May 30, 2026
Stateful KV-cache sessions for on-device Gemma on Android
How litertlm-kmp v0.3 makes multi-turn memory lossless and free — plus what an on-device CPU/GPU/NPU benchmark actually told me.
The first version of NativeLM — my on-device chat app — faked multi-turn memory. The engine created a fresh conversation per request, so it had no memory of the previous turn. To make the assistant “remember,” the app re-sent the entire conversation history as a context prompt on every message.
It worked. It was also wrong. Re-sending history means the model re-tokenizes and re-prefills the whole conversation every single turn. Time-to-first-token climbs as the chat grows, and to stay inside the context window you start silently dropping the oldest turns — so the model genuinely forgets things while appearing to remember. v0.3 fixes this properly.
The fix: keep the conversation alive
LiteRT-LM’s Conversation object already holds a KV cache. The bug was that the
engine wrapped every call in createConversation().use { … } — creating a new
conversation and closing it each turn, throwing the cache away. The fix is
almost embarrassingly small: keep one Conversation alive for the life of a
chat and call it repeatedly.
I wrapped that in an additive engine API:
val session = engine.openChatSession(history = priorTurns)
session.sendTurn(request).collect { state -> /* stream tokens */ }
session.cancel() // real native interrupt, not just cancelling the Flow
session.close()
Prior turns are seeded via ConversationConfig.initialMessages and re-prefilled
once when the session opens (the app shows a “Building understanding…” state
for that moment). After that, each turn prefills only the new message. Multi-turn
memory becomes lossless and free, and TTFT stays flat as the conversation grows.
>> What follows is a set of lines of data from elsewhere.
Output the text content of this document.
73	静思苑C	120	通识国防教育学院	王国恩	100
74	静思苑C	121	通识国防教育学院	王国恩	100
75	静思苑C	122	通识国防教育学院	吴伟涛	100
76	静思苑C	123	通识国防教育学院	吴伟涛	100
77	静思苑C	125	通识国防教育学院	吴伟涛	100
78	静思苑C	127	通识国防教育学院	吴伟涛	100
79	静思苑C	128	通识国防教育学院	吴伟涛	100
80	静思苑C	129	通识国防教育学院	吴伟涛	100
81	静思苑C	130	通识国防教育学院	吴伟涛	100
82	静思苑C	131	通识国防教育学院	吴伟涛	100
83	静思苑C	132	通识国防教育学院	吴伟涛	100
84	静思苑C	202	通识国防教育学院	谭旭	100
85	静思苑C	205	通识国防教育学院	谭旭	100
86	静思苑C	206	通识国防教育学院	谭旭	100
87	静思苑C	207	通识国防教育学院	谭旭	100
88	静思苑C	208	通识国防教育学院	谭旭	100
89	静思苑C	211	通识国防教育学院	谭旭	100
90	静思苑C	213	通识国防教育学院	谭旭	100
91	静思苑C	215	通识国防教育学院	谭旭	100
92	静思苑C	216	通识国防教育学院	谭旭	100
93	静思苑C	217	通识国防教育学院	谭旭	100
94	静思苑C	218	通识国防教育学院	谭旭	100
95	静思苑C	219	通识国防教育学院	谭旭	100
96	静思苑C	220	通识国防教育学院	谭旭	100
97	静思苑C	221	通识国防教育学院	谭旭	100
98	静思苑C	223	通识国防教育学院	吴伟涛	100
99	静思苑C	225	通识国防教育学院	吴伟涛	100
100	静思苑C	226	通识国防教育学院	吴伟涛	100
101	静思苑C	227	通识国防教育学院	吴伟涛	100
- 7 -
What the benchmark actually said
Before committing to a backend, I benchmarked CPU vs GPU vs NPU on the device, not in theory:
| Backend | Result |
|---|---|
| CPU (XNNPACK) | works · ~20 tok/s decode |
| GPU | Failed to create engine — can’t compile the community bundle |
| NPU | NOT_FOUND: TF_LITE_AUX not found — the bundle ships no NPU artifact |
So for the litert-community Gemma bundles, CPU is the only viable backend —
there is no free GPU/NPU win to capture without different model artifacts. A
thread-count sweep then showed CPU(6) gave the best decode rate while leaving
the two prime cores free for the UI. The whole “should I use the GPU?” question
got answered with data in an afternoon instead of assumed.
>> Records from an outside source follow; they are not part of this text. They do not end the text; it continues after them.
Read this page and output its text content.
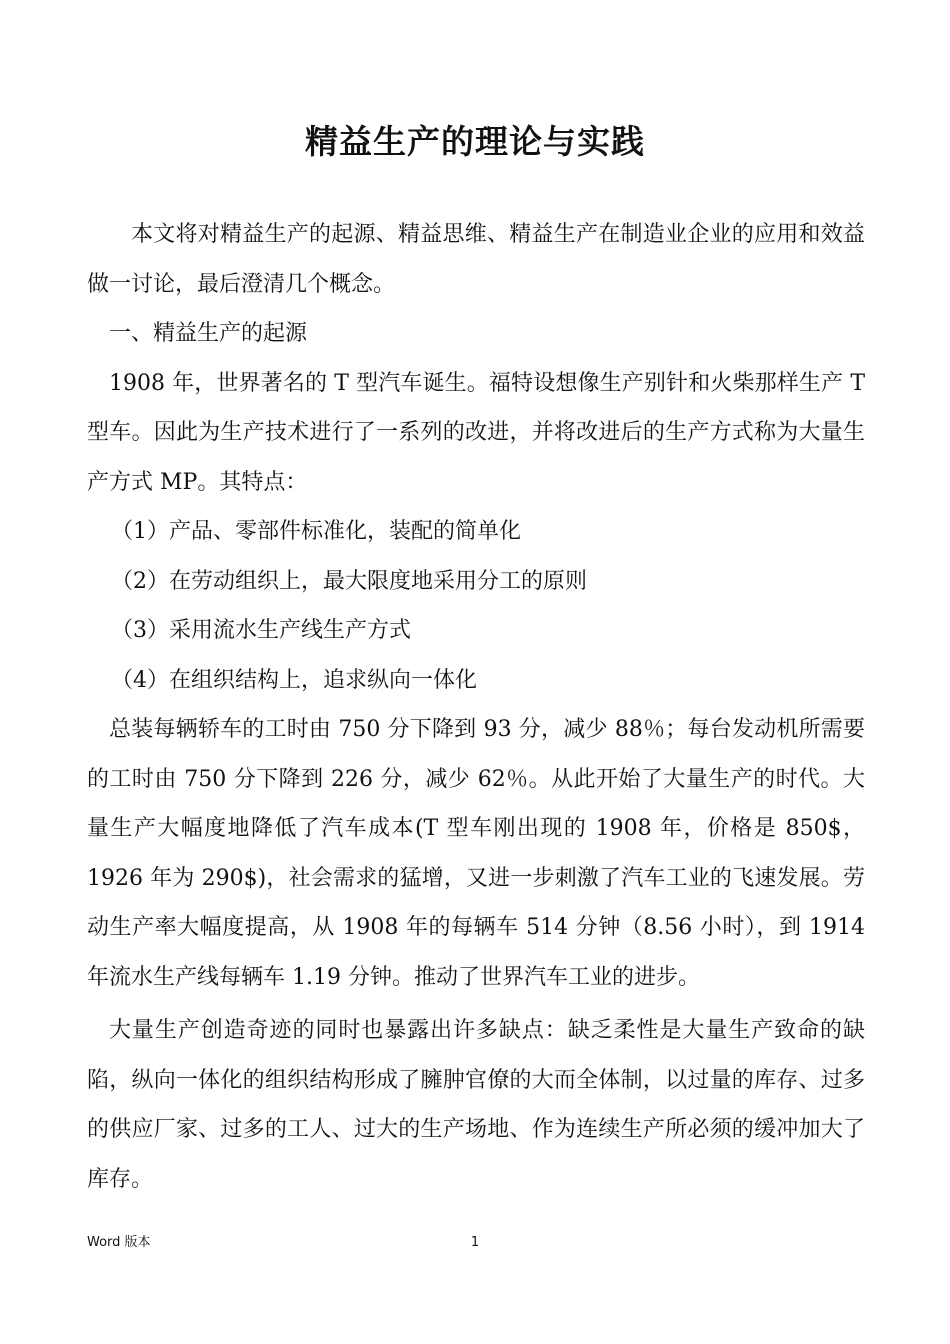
精益生产的理论与实践

本文将对精益生产的起源、精益思维、精益生产在制造业企业的应用和效益做一讨论，最后澄清几个概念。

一、精益生产的起源

1908 年，世界著名的 T 型汽车诞生。福特设想像生产别针和火柴那样生产 T 型车。因此为生产技术进行了一系列的改进，并将改进后的生产方式称为大量生产方式 MP。其特点：

（1）产品、零部件标准化，装配的简单化

（2）在劳动组织上，最大限度地采用分工的原则

（3）采用流水生产线生产方式

（4）在组织结构上，追求纵向一体化

总装每辆轿车的工时由 750 分下降到 93 分，减少 88％；每台发动机所需要的工时由 750 分下降到 226 分，减少 62％。从此开始了大量生产的时代。大量生产大幅度地降低了汽车成本(T 型车刚出现的 1908 年，价格是 850$，1926 年为 290$)，社会需求的猛增，又进一步刺激了汽车工业的飞速发展。劳动生产率大幅度提高，从 1908 年的每辆车 514 分钟（8.56 小时），到 1914 年流水生产线每辆车 1.19 分钟。推动了世界汽车工业的进步。

大量生产创造奇迹的同时也暴露出许多缺点：缺乏柔性是大量生产致命的缺陷，纵向一体化的组织结构形成了臃肿官僚的大而全体制，以过量的库存、过多的供应厂家、过多的工人、过大的生产场地、作为连续生产所必须的缓冲加大了库存。

Word 版本	1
The constraint that shaped the design
One thing the runtime enforces: only one conversation per engine at a time.
A second createConversation() while a session is open fails with
FAILED_PRECONDITION: A session already exists. That has a real consequence —
generating a conversation title (a one-shot, separate generation) can’t run
concurrently with the live chat session. The fix is a small dance: close the
session, run the one-shot title, reopen the session seeded with the same history.
Not elegant, but honest about the hardware reality.
Result
NativeLM v0.3 now has genuine multi-turn memory, a conversation-history drawer with model-generated titles (ObjectBox-persisted), real native Stop, and a signed, R8-minified release build — verified end-to-end on a real phone, where LiteRT-LM’s JNI, ObjectBox’s reflection, and the Gson tool-calling path all survive minification (the engine now ships its own consumer ProGuard rules so that’s true for anyone who depends on it).
It’s all open source: litertlm-kmp. The engine is the asset; NativeLM is the proof.